Het einde van de zomer

Blog

Ik groeide op in een dorp waar de zomer ieder jaar eindigde met een feest. We dansten en dronken tot diep in de laatste nacht op houten planken in de grote tent achter het gemeentehuis.  Meestal was het er warm en benauwd, het rook naar gras en bier en tentdoek en als iedereen tegelijkertijd danste, trilde de plankenvloer onder onze voeten. Soms regende het, en dan struikelden we in het donker achter elkaar aan over de planken die een pad door de modder vormden. De ochtend erna openden de basisscholen  in het dorp later. De straten leeg, de eerste zonnestralen op het platgetrapte gras achter het gemeentehuis, een krantenbezorger op zijn fiets, heen en weer slingerend over de dorpsstraat. Een volmaakt einde van de zomers die ik met moeite achter me liet.

En een stroeve start voor school, studie, of werk. Hoeveel jaren surfte ik op de trage golven van dat weekend zo de schoolbanken in, en later mijn eerste baan. Mijn hoofd nog in de zon, de geur van gras en de tent en ik zuchtte verlangend achter mijn schoolboeken, een hertentamen, een werkstuk, in de trein tussen slapende medereizigers, een deadline voor een rapportage. Het weekend achter me, en tegelijkertijd lonkte het alweer voor me, schitterend, achter een volgende zomer. Mijn uitzicht geblokkeerd door werk, dat ik in de aanloop naar het weekend en het einde van de zomer maar bleef verschuiven. Na het weekend, na die eindeloze zomer, ergens ver weg, in de gouden septemberdagen, dan ging ik weer leren, weer werken, weer poetsen en opruimen, weer sokken dragen. Dan zou ik dat rapport afschrijven, mijn werkstukken op tijd inleveren, een samenvatting maken voor mijn hertentamen, mijn zomerkleren opruimen, blouses strijken, een jas zoeken, en hoe ging ik het volhouden, tot die volgende zomer?

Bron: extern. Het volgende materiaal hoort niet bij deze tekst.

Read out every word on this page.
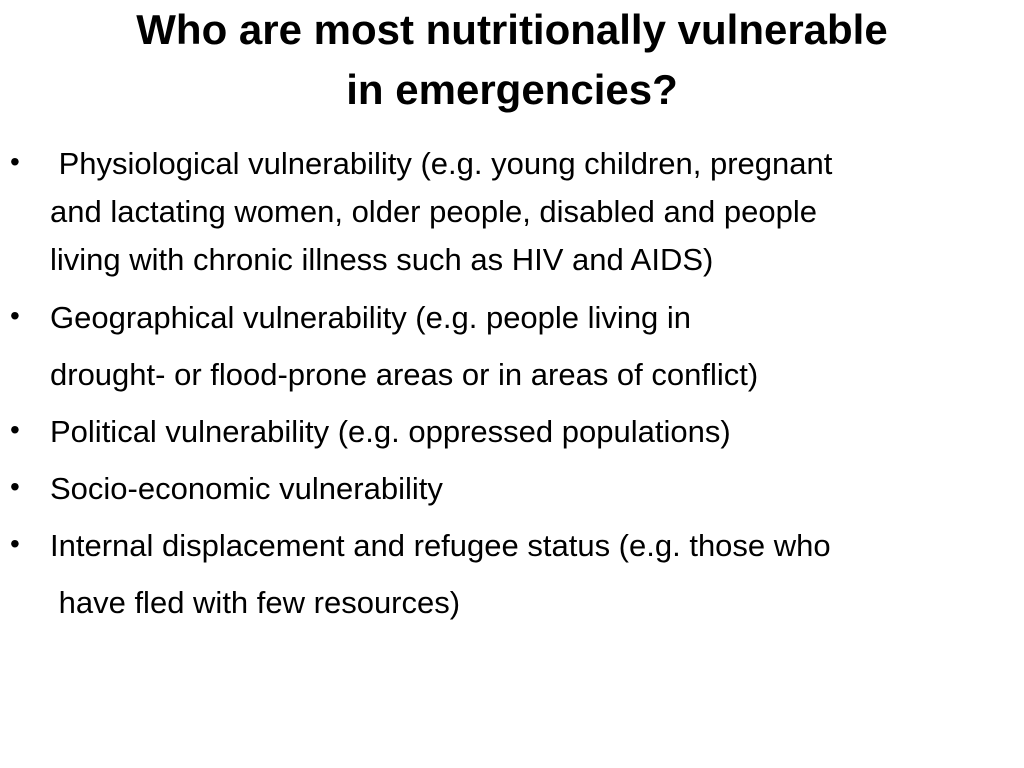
Who are most nutritionally vulnerable
in emergencies?
• Physiological vulnerability (e.g. young children, pregnant
and lactating women, older people, disabled and people
living with chronic illness such as HIV and AIDS)
• Geographical vulnerability (e.g. people living in
drought- or flood-prone areas or in areas of conflict)
• Political vulnerability (e.g. oppressed populations)
• Socio-economic vulnerability
• Internal displacement and refugee status (e.g. those who
have fled with few resources)
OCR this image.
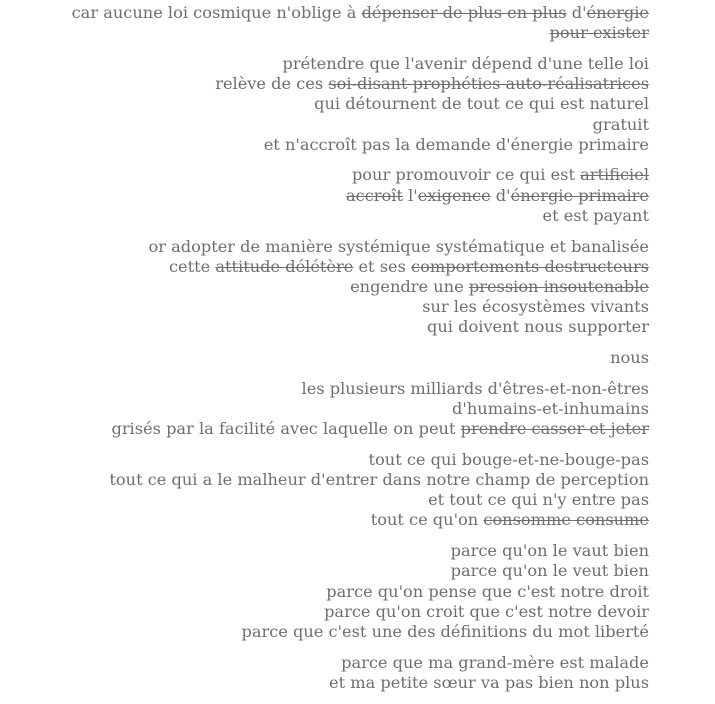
car aucune loi cosmique n'oblige à dépenser de plus en plus d'énergie
pour exister
prétendre que l'avenir dépend d'une telle loi
relève de ces soi-disant prophéties auto-réalisatrices
qui détournent de tout ce qui est naturel
gratuit
et n'accroît pas la demande d'énergie primaire
pour promouvoir ce qui est artificiel
accroît l'exigence d'énergie primaire
et est payant
or adopter de manière systémique systématique et banalisée
cette attitude délétère et ses comportements destructeurs
engendre une pression insoutenable
sur les écosystèmes vivants
qui doivent nous supporter
nous
les plusieurs milliards d'êtres-et-non-êtres
d'humains-et-inhumains
grisés par la facilité avec laquelle on peut prendre casser et jeter
tout ce qui bouge-et-ne-bouge-pas
tout ce qui a le malheur d'entrer dans notre champ de perception
et tout ce qui n'y entre pas
tout ce qu'on consomme consume
parce qu'on le vaut bien
parce qu'on le veut bien
parce qu'on pense que c'est notre droit
parce qu'on croit que c'est notre devoir
parce que c'est une des définitions du mot liberté
parce que ma grand-mère est malade
et ma petite sœur va pas bien non plus
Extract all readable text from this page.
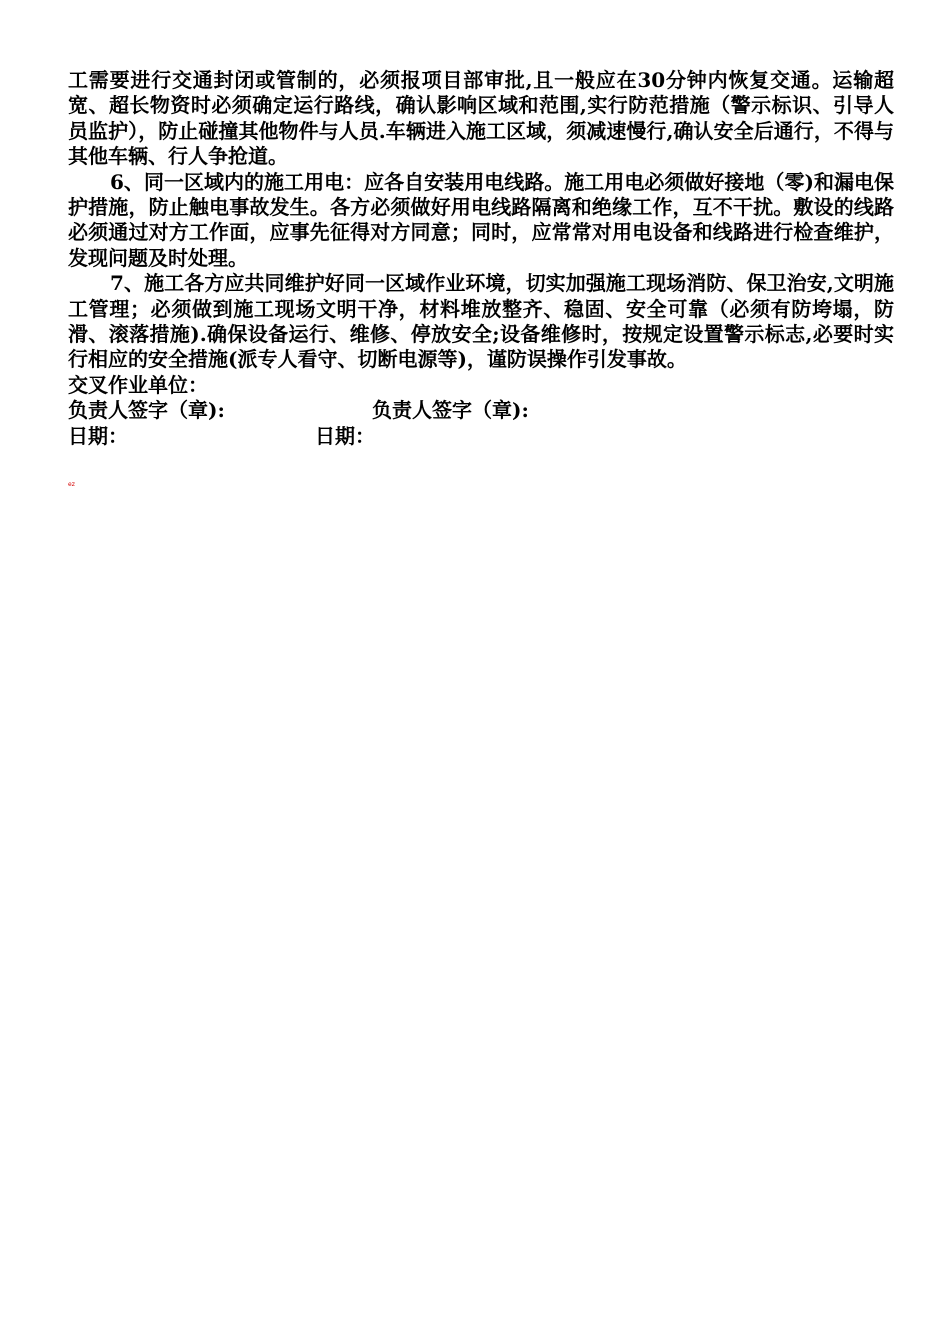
工需要进行交通封闭或管制的，必须报项目部审批,且一般应在30分钟内恢复交通。运输超宽、超长物资时必须确定运行路线，确认影响区域和范围,实行防范措施（警示标识、引导人员监护），防止碰撞其他物件与人员.车辆进入施工区域，须减速慢行,确认安全后通行，不得与其他车辆、行人争抢道。

6、同一区域内的施工用电：应各自安装用电线路。施工用电必须做好接地（零)和漏电保护措施，防止触电事故发生。各方必须做好用电线路隔离和绝缘工作，互不干扰。敷设的线路必须通过对方工作面，应事先征得对方同意；同时，应常常对用电设备和线路进行检查维护，发现问题及时处理。

7、施工各方应共同维护好同一区域作业环境，切实加强施工现场消防、保卫治安,文明施工管理；必须做到施工现场文明干净，材料堆放整齐、稳固、安全可靠（必须有防垮塌，防滑、滚落措施).确保设备运行、维修、停放安全;设备维修时，按规定设置警示标志,必要时实行相应的安全措施(派专人看守、切断电源等)，谨防误操作引发事故。

交叉作业单位：

负责人签字（章):	负责人签字（章):
日期：	日期：
ez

In mijn herinnering is het laatste weekend van die zomers eindeloos, de zon meer dan mooi, de weilanden glooiend rondom het dorp, de nachten langer dan iedere andere nacht, gevuld met gelach en gezang. Met dorpelingen die je van gezicht kende, al jaren lang, en die je nooit sprak, maar dan wel.  Er was altijd wel iemand met liefdesverdriet, iemand werd ziek, er was ruzie, iemand struikelde over een losse plank of een kip, of iemand was een aantal uren zomaar kwijt, maar uiteindelijk werd het altijd ochtend. Zoals het einde van een boek, waarin alles goed afloopt. Het dorp is gewoon maar een dorp in de herfst als ik er later in het jaar doorheen rijd, ondanks de gouden kasteeltuin. Donker in de winter, zonder de drukte en lichtjes van de stad, carnaval is er klein en de lente duurt er te lang. Maar dan wordt het weer zomer.